I still have friends in Denver. I never get there and when I do, I
marvel at all the changes, the changes to the town and to me. I don’t
really like visiting the place. Denver today is a much bigger, much
more crowded place than it was years ago, and this is true of just
about everywhere on Earth. As for my friends, I talk with them only
very seldom despite how much I love them and value them and the times
we had when we were all young and drunk and without families.
But I write a lot about Denver. Or
rather, I set many stories in Denver. I do the same with Portland,
but that’s more permissible only because I really felt free in
Portland. I never felt free in Denver. I often felt oppressed when I
lived in Denver. For many years I felt like a poseur in Denver. My
relationship with Portland is pure, but my relationship with Denver
is real.
After Camp NaNoWriMo came to an end, I
was really thinking deeply about Denver. The novel I wrote in July
for NaNo was set in Denver. It was set in 1993 Denver, because it was
a complete reworking of another story that I wrote in Denver in 1993.
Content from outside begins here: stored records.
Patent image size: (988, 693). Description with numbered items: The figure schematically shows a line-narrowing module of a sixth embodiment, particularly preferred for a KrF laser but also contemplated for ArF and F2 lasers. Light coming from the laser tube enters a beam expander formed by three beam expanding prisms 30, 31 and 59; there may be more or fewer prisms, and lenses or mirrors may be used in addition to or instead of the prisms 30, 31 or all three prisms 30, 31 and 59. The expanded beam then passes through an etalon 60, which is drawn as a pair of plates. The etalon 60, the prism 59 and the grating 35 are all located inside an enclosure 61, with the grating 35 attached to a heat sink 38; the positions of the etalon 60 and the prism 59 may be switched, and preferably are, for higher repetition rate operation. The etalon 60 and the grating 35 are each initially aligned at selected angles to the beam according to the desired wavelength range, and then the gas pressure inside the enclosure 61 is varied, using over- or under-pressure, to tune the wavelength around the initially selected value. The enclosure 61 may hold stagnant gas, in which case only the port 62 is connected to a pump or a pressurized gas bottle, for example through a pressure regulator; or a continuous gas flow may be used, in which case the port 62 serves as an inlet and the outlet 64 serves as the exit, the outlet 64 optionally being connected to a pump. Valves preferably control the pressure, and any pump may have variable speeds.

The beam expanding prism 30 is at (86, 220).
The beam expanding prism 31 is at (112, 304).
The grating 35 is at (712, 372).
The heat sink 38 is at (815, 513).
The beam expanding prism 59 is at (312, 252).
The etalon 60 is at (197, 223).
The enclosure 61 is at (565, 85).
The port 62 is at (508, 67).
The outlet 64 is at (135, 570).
I enjoyed the novel and the process.
A few days after NaNo ended, I started
to write what I thought might be a short story. I wrote about a guy
who went to a Congress Park coffeehouse to wait out the hot summer
drinking coffee. As I wrote I thought I would have him meet a young
woman who eventually let him know that they had met years before. I
thought I could write a story with revenge and all.
But as it was happening, I realized
that it was not going to be a story like that at all. Then I realized
it was going to be a novel. I had just spent three weeks writing
Exile for NaNoWriMo and now,
I was thinking I was about the write a new novel. As Go
Home Go Home started to flesh
out a little, I realized that I was really writing a Gothic novel
something I never thought I would be able to do. I wrote a Denver
Gothic.
The
whole story takes place over a few block area on Denver’s central
east side. As the novel goes on, it becomes a much smaller area until
it is completely contained in the main character’s apartment on 14th
and Josephine.
I like
writing Denver because it is a foreign city in many ways. It’s a
place I was once very intimate with and now I only have a vague
memory of it’s inner workings but I still know the geography. But as
I roll over the place in my mind, I know the order of the streets
from Broadway to Colorado Blvd. I know how long it takes to walk from
Cheesmen Park to Auraria campus. I know what the patterns of the
streets look like when the rest of Denver leaves downtown. I know
locations of bus stops and I know the number of the bus lines.
I
lived in Denver on a number of different occasions and each time was
something new, something great. I learned how to see the world in
Denver. I learned how to live when I lived in Denver. I had a whole
lot of life filled with massive experiences. To write Denver now, is
to relive who I was, how I felt and see the world the way I did.